Throughout his career, Kabakov created paintings, often monumental in size. Fragments of his canvases evoke Soviet painting, works from the 17th century, avant-garde elements, and personal memories. Like fragments of memory, they layer upon one another.

“My mentality is Soviet, my place of birth is Ukraine, my parents are Jewish, my education and language are Russian.”

The paintings are the most commercially successful part of the artist’s oeuvre, with some of them fetching millions of dollars. However, Kabakov excelled the most in his installations. Installed in museums in the US and Europe, they serve as a teleportation device to the Soviet world for viewers with different mentalities, histories, and cultures.

School No. 6

One such installation is “School No. 6” created by Kabakov in 1993 for the Chinati Foundation, a contemporary art museum in Marfa, Texas. The invitation to construct a permanent installation came from the founder and ideologue of the museum, renowned minimalist artist Donald Judd.

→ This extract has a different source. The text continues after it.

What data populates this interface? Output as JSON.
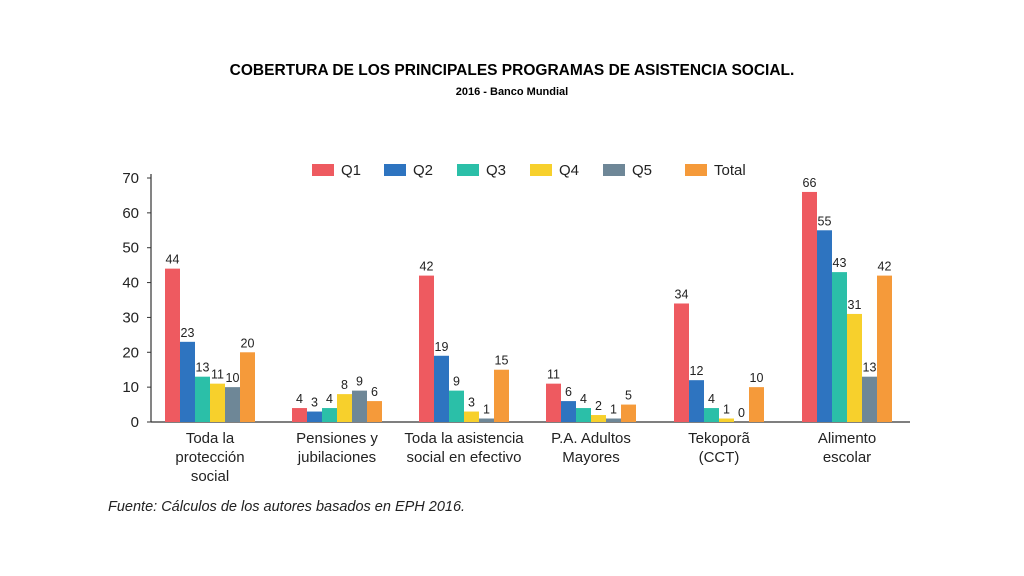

Amidst the collection of minimalist sculptures in the Texas desert, the model of an old Soviet school appears quite exotic. The installation occupies an entire building, weathered and worn on the outside and inside. Everything here is abandoned and dilapidated: the courtyard overgrown with weeds, the classrooms furnished with typical Soviet desks, yellowed lesson schedules and portraits of Lenin on the walls, scattered books on the floor. These items were brought by the Kabakovs from the former USSR. The school represents an instrument of the Soviet state. Following the artist’s instructions, any form of maintenance or repair of the building is strictly prohibited. He regarded this object as a landmark and artifact of the Soviet regime, destined to self-destruct over time.

A permanent installation representing a Soviet school. Created by the artist for the Chinati Foundation, a contemporary art museum in Marfa, Texas. Photo: Florian Holzherr, Chinati Foundation.
A permanent installation representing a Soviet school. Created by the artist for the Chinati Foundation, a contemporary art museum in Marfa, Texas. Photo: Florian Holzherr, Chinati Foundation.

The Red Pavilion

In 1993, while representing Russia at the Venice Biennale, the Kabakovs created an installation that is a miniature replica of the existing Soviet Pavilion in Venice. In terms of size, their structure resembles a small shed, emphasizing its pitiful nature. However, it is solemnly adorned with all the important attributes of the Soviet era: the sickle and hammer, the red star, flags, and festive slogans grace the pink building.

To see the Red Pavilion, visitors had to navigate through a maze of planks and construction materials. Created shortly after the dissolution of the Soviet Union, this installation served as a reminder that the Soviet regime had not disappeared but rather lurked in the shadows.

Created shortly after the dissolution of the Soviet Union, this installation served as a reminder that the Soviet regime had not disappeared but rather lurked in the shadows.

Other installations by Kabakov, installed in museums around the world, have also become monuments to the dangerous state hidden behind the mask of modernity. “The Red Pavilion has returned,” said Emilia Kabakov in one of her recent interviews, referring to contemporary Russia.